Der Bund hat der Beschwerdeführerin Aufwendungen in der Höhe von S 12.890,-- binnen zwei Wochen bei sonstiger Exekution zu ersetzen. Das Kostenmehrbegehren wird abgewiesen.
Begründung
Mit Bescheid des Magistrates der Stadt Wien vom 11. Februar 1992, MBA 22-18/032/1/Str, wurde die Beschwerdeführerin mehrerer Übertretungen des Heimarbeitsgesetzes schuldig erkannt und mit Geldstrafen im Ausmaß von insgesamt S 17.000,-- (einer Woche Ersatzfreiheitsstrafe) bestraft.
Dagegen erhob ein näher bezeichneter Wirtschaftstreuhänder "namens und auftrags" der Beschwerdeführerin Berufung.
Die belangte Behörde erteilte dem Einschreiter gemäß § 13 Abs. 3 AVG den Auftrag, die erteilte Vollmacht binnen zwei Wochen vorzulegen. Dieser legte daraufhin die Kopie einer Vollmacht vom 2. April 1991 vor, welche als Vollmachtgeberin die S-Gesellschaft nach bürgerlichem Recht nennt und mit den Unterschriften der Beschwerdeführerin und eines weiteren Gesellschafters versehen ist. Darin wird der Wirtschaftstreuhänder bevollmächtigt, die Vollmachtgeber "in allen steuerlichen und wirtschaftlichen Angelegenheiten gegenüber den zuständigen Behörden und Personen rechtsgültig zu
vertreten, ... Steuererklärungen etc. zu unterfertigen,
Akteneinsicht zu nehmen, alles dem Bevollmächtigten ... zweckdienlich Erscheinende zu verfügen, Rechtsmittel einzubringen und zurückzuziehen sowie verbindliche Erklärungen abzugeben".

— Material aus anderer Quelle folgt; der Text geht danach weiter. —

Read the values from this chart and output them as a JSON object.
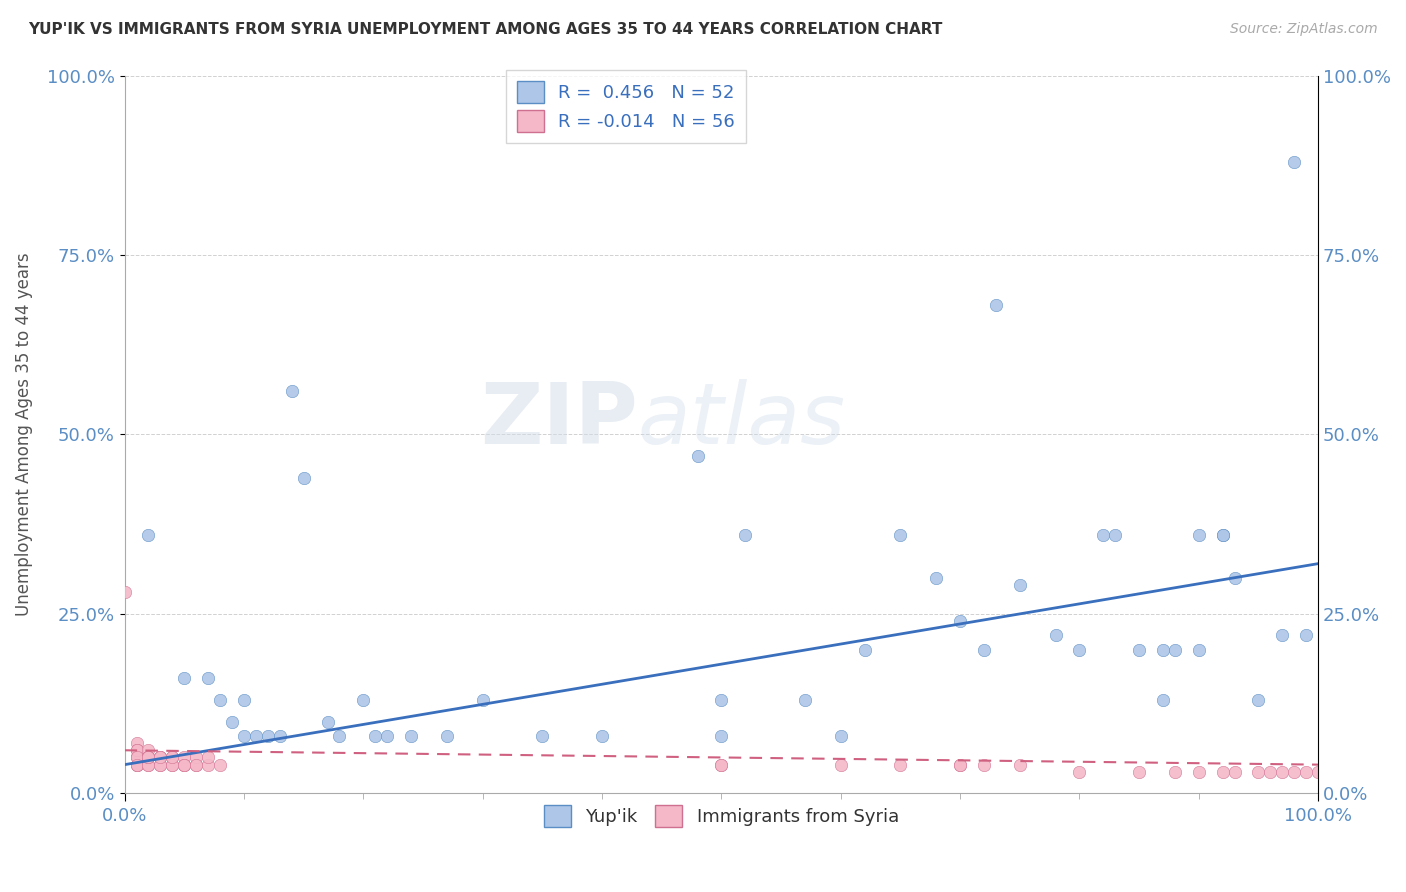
{
  "title": "YUP'IK VS IMMIGRANTS FROM SYRIA UNEMPLOYMENT AMONG AGES 35 TO 44 YEARS CORRELATION CHART",
  "source": "Source: ZipAtlas.com",
  "ylabel": "Unemployment Among Ages 35 to 44 years",
  "xlim": [
    0,
    1.0
  ],
  "ylim": [
    0,
    1.0
  ],
  "xtick_positions": [
    0.0,
    1.0
  ],
  "xtick_labels": [
    "0.0%",
    "100.0%"
  ],
  "ytick_values": [
    0.0,
    0.25,
    0.5,
    0.75,
    1.0
  ],
  "ytick_labels": [
    "0.0%",
    "25.0%",
    "50.0%",
    "75.0%",
    "100.0%"
  ],
  "legend_labels": [
    "Yup'ik",
    "Immigrants from Syria"
  ],
  "R_yupik": 0.456,
  "N_yupik": 52,
  "R_syria": -0.014,
  "N_syria": 56,
  "blue_fill": "#aec6e8",
  "blue_edge": "#5b8ec4",
  "pink_fill": "#f4b8c8",
  "pink_edge": "#d07090",
  "blue_line_color": "#3a6fbd",
  "pink_line_color": "#d06080",
  "tick_color": "#5b8ec4",
  "watermark_zip": "ZIP",
  "watermark_atlas": "atlas",
  "background_color": "#ffffff",
  "line_blue_start_y": 0.04,
  "line_blue_end_y": 0.32,
  "line_pink_start_y": 0.06,
  "line_pink_end_y": 0.04,
  "scatter_blue": [
    [
      0.02,
      0.36
    ],
    [
      0.05,
      0.16
    ],
    [
      0.07,
      0.16
    ],
    [
      0.08,
      0.13
    ],
    [
      0.09,
      0.1
    ],
    [
      0.1,
      0.13
    ],
    [
      0.1,
      0.08
    ],
    [
      0.11,
      0.08
    ],
    [
      0.12,
      0.08
    ],
    [
      0.13,
      0.08
    ],
    [
      0.14,
      0.56
    ],
    [
      0.15,
      0.44
    ],
    [
      0.17,
      0.1
    ],
    [
      0.18,
      0.08
    ],
    [
      0.2,
      0.13
    ],
    [
      0.21,
      0.08
    ],
    [
      0.22,
      0.08
    ],
    [
      0.24,
      0.08
    ],
    [
      0.27,
      0.08
    ],
    [
      0.3,
      0.13
    ],
    [
      0.35,
      0.08
    ],
    [
      0.4,
      0.08
    ],
    [
      0.48,
      0.47
    ],
    [
      0.5,
      0.13
    ],
    [
      0.5,
      0.08
    ],
    [
      0.52,
      0.36
    ],
    [
      0.57,
      0.13
    ],
    [
      0.6,
      0.08
    ],
    [
      0.62,
      0.2
    ],
    [
      0.65,
      0.36
    ],
    [
      0.68,
      0.3
    ],
    [
      0.7,
      0.24
    ],
    [
      0.72,
      0.2
    ],
    [
      0.73,
      0.68
    ],
    [
      0.75,
      0.29
    ],
    [
      0.78,
      0.22
    ],
    [
      0.8,
      0.2
    ],
    [
      0.82,
      0.36
    ],
    [
      0.83,
      0.36
    ],
    [
      0.85,
      0.2
    ],
    [
      0.87,
      0.13
    ],
    [
      0.87,
      0.2
    ],
    [
      0.88,
      0.2
    ],
    [
      0.9,
      0.36
    ],
    [
      0.9,
      0.2
    ],
    [
      0.92,
      0.36
    ],
    [
      0.92,
      0.36
    ],
    [
      0.93,
      0.3
    ],
    [
      0.95,
      0.13
    ],
    [
      0.97,
      0.22
    ],
    [
      0.98,
      0.88
    ],
    [
      0.99,
      0.22
    ]
  ],
  "scatter_pink": [
    [
      0.0,
      0.28
    ],
    [
      0.01,
      0.07
    ],
    [
      0.01,
      0.06
    ],
    [
      0.01,
      0.05
    ],
    [
      0.01,
      0.05
    ],
    [
      0.01,
      0.04
    ],
    [
      0.01,
      0.04
    ],
    [
      0.01,
      0.06
    ],
    [
      0.01,
      0.05
    ],
    [
      0.01,
      0.04
    ],
    [
      0.02,
      0.06
    ],
    [
      0.02,
      0.05
    ],
    [
      0.02,
      0.05
    ],
    [
      0.02,
      0.04
    ],
    [
      0.02,
      0.04
    ],
    [
      0.02,
      0.05
    ],
    [
      0.02,
      0.05
    ],
    [
      0.03,
      0.05
    ],
    [
      0.03,
      0.04
    ],
    [
      0.03,
      0.05
    ],
    [
      0.03,
      0.04
    ],
    [
      0.03,
      0.05
    ],
    [
      0.04,
      0.04
    ],
    [
      0.04,
      0.05
    ],
    [
      0.04,
      0.04
    ],
    [
      0.04,
      0.05
    ],
    [
      0.05,
      0.04
    ],
    [
      0.05,
      0.05
    ],
    [
      0.05,
      0.04
    ],
    [
      0.05,
      0.04
    ],
    [
      0.06,
      0.04
    ],
    [
      0.06,
      0.05
    ],
    [
      0.06,
      0.04
    ],
    [
      0.07,
      0.04
    ],
    [
      0.07,
      0.05
    ],
    [
      0.08,
      0.04
    ],
    [
      0.5,
      0.04
    ],
    [
      0.5,
      0.04
    ],
    [
      0.6,
      0.04
    ],
    [
      0.65,
      0.04
    ],
    [
      0.7,
      0.04
    ],
    [
      0.7,
      0.04
    ],
    [
      0.72,
      0.04
    ],
    [
      0.75,
      0.04
    ],
    [
      0.8,
      0.03
    ],
    [
      0.85,
      0.03
    ],
    [
      0.88,
      0.03
    ],
    [
      0.9,
      0.03
    ],
    [
      0.92,
      0.03
    ],
    [
      0.93,
      0.03
    ],
    [
      0.95,
      0.03
    ],
    [
      0.96,
      0.03
    ],
    [
      0.97,
      0.03
    ],
    [
      0.98,
      0.03
    ],
    [
      0.99,
      0.03
    ],
    [
      1.0,
      0.03
    ]
  ]
}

Mit dem angefochtenen Bescheid wurde die Berufung gemäß § 66 Abs. 4 iVm § 13 Abs. 3 AVG zurückgewiesen.
In der Begründung führte die belangte Behörde aus, es sei weder durch die Vorlage einer unbeglaubigten Fotokopie einer Vollmachtsurkunde noch durch den Hinweis, daß sich das Original bei einer anderen Behörde befinde, dem Verbesserungsauftrag entsprochen worden. Im übrigen ergebe sich aus dem Inhalt der Urkunde, daß der Einschreiter nicht zur Erhebung eines Rechtsmittels gegen das angefochtene Straferkenntnis legitimiert sei, sondern nur zur Vertretung vor dem Finanzamt für den 21. und 22. Bezirk. Weiters scheine als Vollmachtgeber nicht die Beschwerdeführerin, sondern eine Gesellschaft n.b.R. auf.

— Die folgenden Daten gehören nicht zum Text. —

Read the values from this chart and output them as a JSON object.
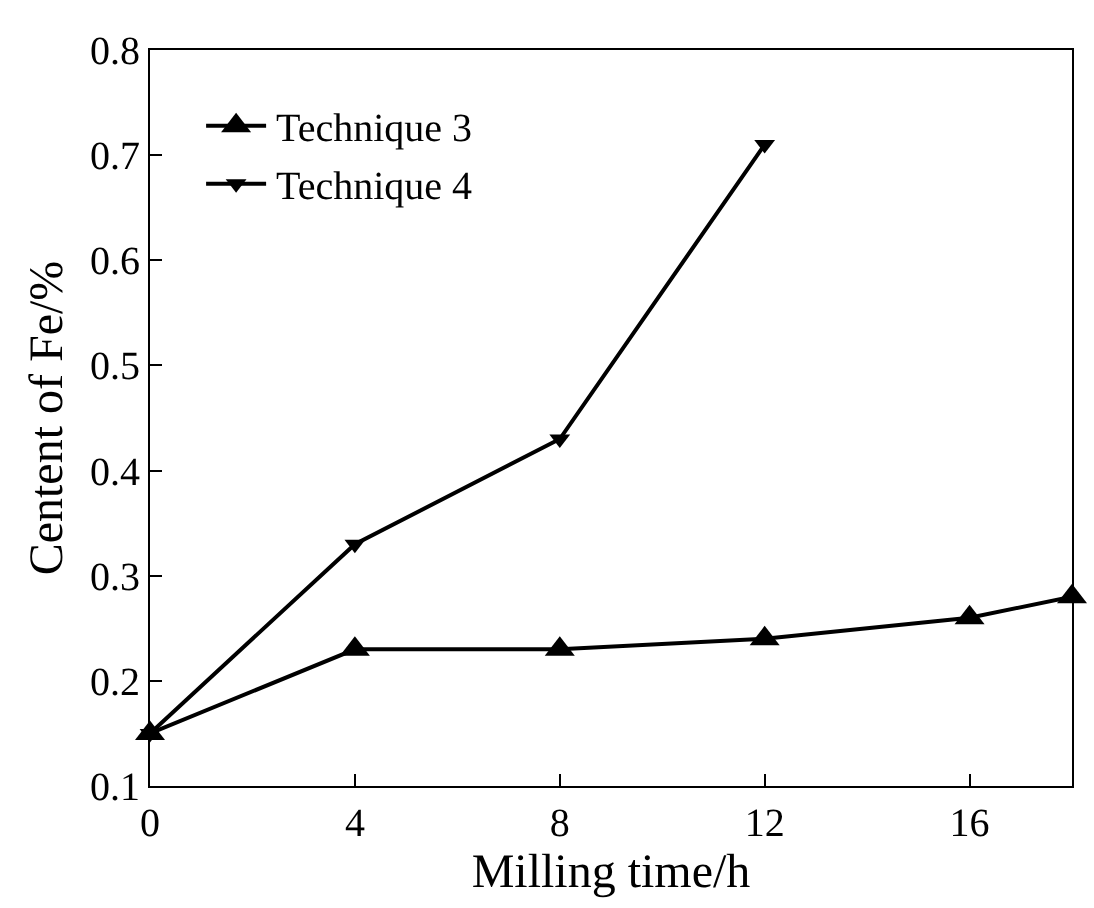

Die Beschwerdeführerin erhob Beschwerde an den Verfassungsgerichtshof, welcher diese nach Ablehnung ihrer Behandlung mit Beschluß vom 22. März 1993, B 1105/92-4, dem Verwaltungsgerichtshof zur Entscheidung abtrat. Die Beschwerdeführerin begehrt die kostenpflichtige Aufhebung des angefochtenen Bescheides.

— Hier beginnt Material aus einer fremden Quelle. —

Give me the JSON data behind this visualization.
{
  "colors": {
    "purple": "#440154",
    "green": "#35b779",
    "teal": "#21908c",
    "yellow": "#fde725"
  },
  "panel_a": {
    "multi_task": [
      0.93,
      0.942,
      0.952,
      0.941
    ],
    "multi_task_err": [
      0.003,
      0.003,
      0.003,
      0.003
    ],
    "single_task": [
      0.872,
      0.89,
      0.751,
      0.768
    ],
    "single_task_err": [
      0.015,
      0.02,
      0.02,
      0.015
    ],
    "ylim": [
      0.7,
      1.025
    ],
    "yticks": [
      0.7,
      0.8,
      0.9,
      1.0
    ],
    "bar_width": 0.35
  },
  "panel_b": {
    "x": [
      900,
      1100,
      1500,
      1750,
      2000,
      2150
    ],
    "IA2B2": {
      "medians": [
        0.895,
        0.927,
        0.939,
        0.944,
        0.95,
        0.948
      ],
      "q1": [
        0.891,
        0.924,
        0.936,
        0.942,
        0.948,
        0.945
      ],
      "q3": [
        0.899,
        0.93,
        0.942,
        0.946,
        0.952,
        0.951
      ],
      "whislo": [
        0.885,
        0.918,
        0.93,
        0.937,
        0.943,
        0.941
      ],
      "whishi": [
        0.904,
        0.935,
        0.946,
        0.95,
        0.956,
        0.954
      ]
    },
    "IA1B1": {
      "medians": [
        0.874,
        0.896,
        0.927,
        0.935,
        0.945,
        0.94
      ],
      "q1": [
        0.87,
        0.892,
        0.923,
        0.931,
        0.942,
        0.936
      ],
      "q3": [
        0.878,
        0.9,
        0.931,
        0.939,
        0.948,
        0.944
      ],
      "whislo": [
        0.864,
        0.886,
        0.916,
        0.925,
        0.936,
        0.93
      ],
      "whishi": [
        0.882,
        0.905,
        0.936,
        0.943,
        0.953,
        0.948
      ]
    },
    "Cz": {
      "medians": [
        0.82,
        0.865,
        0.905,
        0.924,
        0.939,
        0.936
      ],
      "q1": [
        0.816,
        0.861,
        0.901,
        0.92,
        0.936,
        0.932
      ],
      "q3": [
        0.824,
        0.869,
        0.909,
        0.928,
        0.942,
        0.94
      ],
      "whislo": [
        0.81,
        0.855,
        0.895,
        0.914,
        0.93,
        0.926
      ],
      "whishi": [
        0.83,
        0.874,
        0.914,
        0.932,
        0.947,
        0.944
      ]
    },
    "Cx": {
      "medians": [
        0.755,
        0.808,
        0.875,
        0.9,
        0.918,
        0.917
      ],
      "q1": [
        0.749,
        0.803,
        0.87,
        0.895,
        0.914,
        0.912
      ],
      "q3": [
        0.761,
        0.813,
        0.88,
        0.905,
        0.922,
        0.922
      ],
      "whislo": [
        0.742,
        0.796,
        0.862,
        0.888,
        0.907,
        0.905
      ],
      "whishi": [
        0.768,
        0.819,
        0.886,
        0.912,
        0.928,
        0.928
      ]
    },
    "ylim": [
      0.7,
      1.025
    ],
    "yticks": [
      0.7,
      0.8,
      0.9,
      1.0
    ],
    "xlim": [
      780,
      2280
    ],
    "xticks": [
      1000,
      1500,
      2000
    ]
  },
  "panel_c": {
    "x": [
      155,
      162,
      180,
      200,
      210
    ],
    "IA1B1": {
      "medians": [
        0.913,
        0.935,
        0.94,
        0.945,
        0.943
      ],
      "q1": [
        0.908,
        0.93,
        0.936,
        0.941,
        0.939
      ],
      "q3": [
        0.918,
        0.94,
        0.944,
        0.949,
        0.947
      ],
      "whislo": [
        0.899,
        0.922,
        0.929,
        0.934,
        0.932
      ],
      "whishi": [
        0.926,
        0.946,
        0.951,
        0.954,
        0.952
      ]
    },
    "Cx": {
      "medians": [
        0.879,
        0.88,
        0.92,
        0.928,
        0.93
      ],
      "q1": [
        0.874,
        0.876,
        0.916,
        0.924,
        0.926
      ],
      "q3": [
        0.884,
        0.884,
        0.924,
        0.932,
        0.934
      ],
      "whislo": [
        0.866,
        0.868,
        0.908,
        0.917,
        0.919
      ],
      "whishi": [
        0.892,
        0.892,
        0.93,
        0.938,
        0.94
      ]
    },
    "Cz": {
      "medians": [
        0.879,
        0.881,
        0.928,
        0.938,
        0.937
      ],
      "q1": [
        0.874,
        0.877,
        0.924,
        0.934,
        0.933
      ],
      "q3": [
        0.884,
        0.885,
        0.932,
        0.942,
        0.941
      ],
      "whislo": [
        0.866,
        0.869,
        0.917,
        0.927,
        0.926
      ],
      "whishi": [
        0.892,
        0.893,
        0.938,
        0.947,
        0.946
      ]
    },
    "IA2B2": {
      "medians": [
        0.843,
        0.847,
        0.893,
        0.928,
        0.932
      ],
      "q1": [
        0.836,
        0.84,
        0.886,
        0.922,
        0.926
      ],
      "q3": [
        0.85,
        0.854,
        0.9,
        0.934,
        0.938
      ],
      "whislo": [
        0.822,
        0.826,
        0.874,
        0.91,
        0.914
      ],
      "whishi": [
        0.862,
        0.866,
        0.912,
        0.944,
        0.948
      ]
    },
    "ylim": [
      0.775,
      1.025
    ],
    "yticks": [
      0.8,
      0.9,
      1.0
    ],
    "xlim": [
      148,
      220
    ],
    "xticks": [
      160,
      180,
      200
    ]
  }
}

Die belangte Behörde verzichtete auf die Erstattung einer Gegenschrift, legte die Akten des Verwaltungsverfahrens vor und beantragte den Ersatz des Vorlageaufwandes.
Der Verwaltungsgerichtshof hat in einem gemäß § 12 Abs. 3 VwGG gebildeten Senat erwogen:
Die Beschwerdeführerin bringt zunächst vor, die Berufung auf die erteilte Vollmacht ersetze gemäß § 33 Abs. 1 lit. c Wirtschaftstreuhänder-Berufsordnung den urkundlichen Nachweis. Dem ist zu erwidern, daß diese Bestimmung nur die Vertretung im ABGABEN- UND ABGABENSTRAFVERFAHREN vor den Finanzbehörden des Bundes und der übrigen Gebietskörperschaften betrifft, nicht jedoch die Vertretung in einem Strafverfahren nach dem Verwaltungsstrafgesetz 1991.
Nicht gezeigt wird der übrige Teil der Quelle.